For the cases you've mentioned (plane-wave eigenstates of the momentum, and Dirac-delta eigenstates of the position), one of the position/momentum variances is zero and the other one is infinite, so the Heisenberg inequality formally reads $$ \Delta p \, \Delta x = 0\times\infty \geq \frac h{4\pi}. $$ (As an obvious note: randomly ignoring infinities from your calculations, just because you don't know what to do with it, is obviously a recipe for trouble.)

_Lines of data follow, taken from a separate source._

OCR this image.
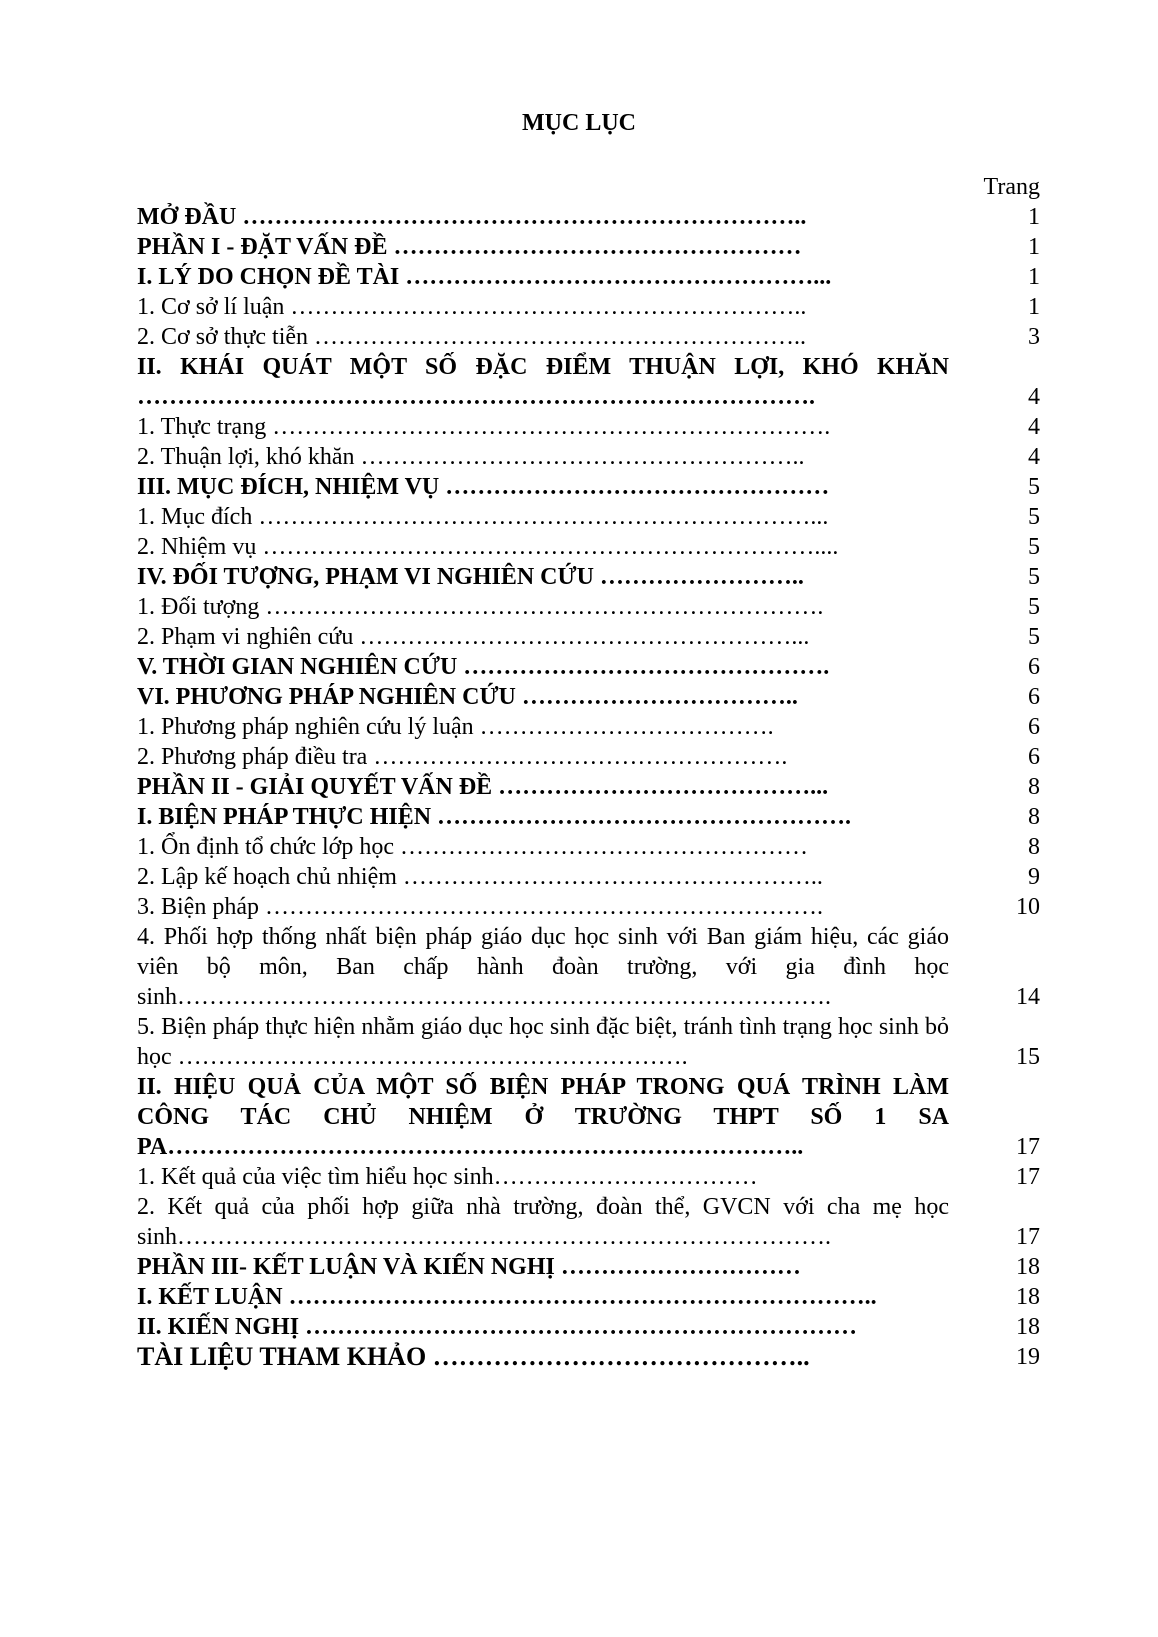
MỤC LỤC
Trang
MỞ ĐẦU ……………………………………………………………..	1
PHẦN I - ĐẶT VẤN ĐỀ ……………………………………………	1
I. LÝ DO CHỌN ĐỀ TÀI ……………………………………………...	1
1. Cơ sở lí luận ………………………………………………………..	1
2. Cơ sở thực tiễn ……………………………………………………..	3
II. KHÁI QUÁT MỘT SỐ ĐẶC ĐIỂM THUẬN LỢI, KHÓ KHĂN ………………………………………………………………………….	4
1. Thực trạng …………………………………………………………….	4
2. Thuận lợi, khó khăn ………………………………………………..	4
III. MỤC ĐÍCH, NHIỆM VỤ …………………………………………	5
1. Mục đích ……………………………………………………………...	5
2. Nhiệm vụ ……………………………………………………………....	5
IV. ĐỐI TƯỢNG, PHẠM VI NGHIÊN CỨU ……………………..	5
1. Đối tượng …………………………………………………………….	5
2. Phạm vi nghiên cứu ………………………………………………...	5
V. THỜI GIAN NGHIÊN CỨU ……………………………………….	6
VI. PHƯƠNG PHÁP NGHIÊN CỨU ……………………………..	6
1. Phương pháp nghiên cứu lý luận ……………………………….	6
2. Phương pháp điều tra …………………………………………….	6
PHẦN II - GIẢI QUYẾT VẤN ĐỀ …………………………………...	8
I. BIỆN PHÁP THỰC HIỆN …………………………………………….	8
1. Ổn định tổ chức lớp học ……………………………………………	8
2. Lập kế hoạch chủ nhiệm ……………………………………………..	9
3. Biện pháp …………………………………………………………….	10
4. Phối hợp thống nhất biện pháp giáo dục học sinh với Ban giám hiệu, các giáo viên bộ môn, Ban chấp hành đoàn trường, với gia đình học sinh……………………………………………………………………….	14
5. Biện pháp thực hiện nhằm giáo dục học sinh đặc biệt, tránh tình trạng học sinh bỏ học ……………………………………………………….	15
II. HIỆU QUẢ CỦA MỘT SỐ BIỆN PHÁP TRONG QUÁ TRÌNH LÀM CÔNG TÁC CHỦ NHIỆM Ở TRƯỜNG THPT SỐ 1 SA PA……………………………………………………………………..	17
1. Kết quả của việc tìm hiểu học sinh……………………………	17
2. Kết quả của phối hợp giữa nhà trường, đoàn thể, GVCN với cha mẹ học sinh……………………………………………………………………….	17
PHẦN III- KẾT LUẬN VÀ KIẾN NGHỊ …………………………	18
I. KẾT LUẬN ………………………………………………………………..	18
II. KIẾN NGHỊ ……………………………………………………………	18
TÀI LIỆU THAM KHẢO ……………………………………..	19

This should be tempered with the fact that these are not physical states (it is impossible to have a true plane-wave, which occupies all of space, and it is impossible to localize a particle to infinite precision), and they do not fall in the class of wavefunctions (i.e. the Hilbert space) where the Heisenberg inequality is a theorem. For these states, the inequality should be understood as a limit: $$ \Delta p \geq \frac1{\Delta x}\frac{h}{4\pi} \to \infty \quad \text{as}\quad \Delta x\to 0. $$

Answer 2

Zero variance means that the system is in the eigenstate of the corresponding operators. E.g., if we measure an eigenstate with a particular momentum, $$\psi_p(x) = e^{i\frac{px}{\hbar}},$$ The probability density is constant in space $$|\psi_p(x)|^2 = const,$$ which means that the position of the particle is completely undefined. (The mathematical ambiguity here is usually resolved by taking periodic boundary conditions in a regions $[-L/2, L/2]$, so that $\psi_p(x) = e^{i\frac{px}{\hbar}}/\sqrt{L},$ and $|\psi_p(x)|^2 = 1/L$, i.e. uniform everywhere in the region.)

From the point of view of the position-momentum uncertainty relation we have $$\Delta x \geq \frac{\hbar}{2\Delta p}\rightarrow +\infty \text{ as }{\Delta p \rightarrow 0}.$$

Answer 3

The derivation of the inequality holds under two conditions: the operators are self-adjoint AND the states on which they act are normalizable.

Plane waves are not normalizable. For a situation where the operators are not self-adjoint, see this question.

The inequality is otherwise airtight, and works all the time, including for $0$-variance. Indeed in the specific example of angular momentum one can use $\Delta L_x\Delta L_y\ge \frac{1}{2}\vert \langle L_z\rangle\vert$ and cyclic permutations to show that eigenstates of $L_x$ necessarily have $0$ average value of $L_y$ or $L_z$.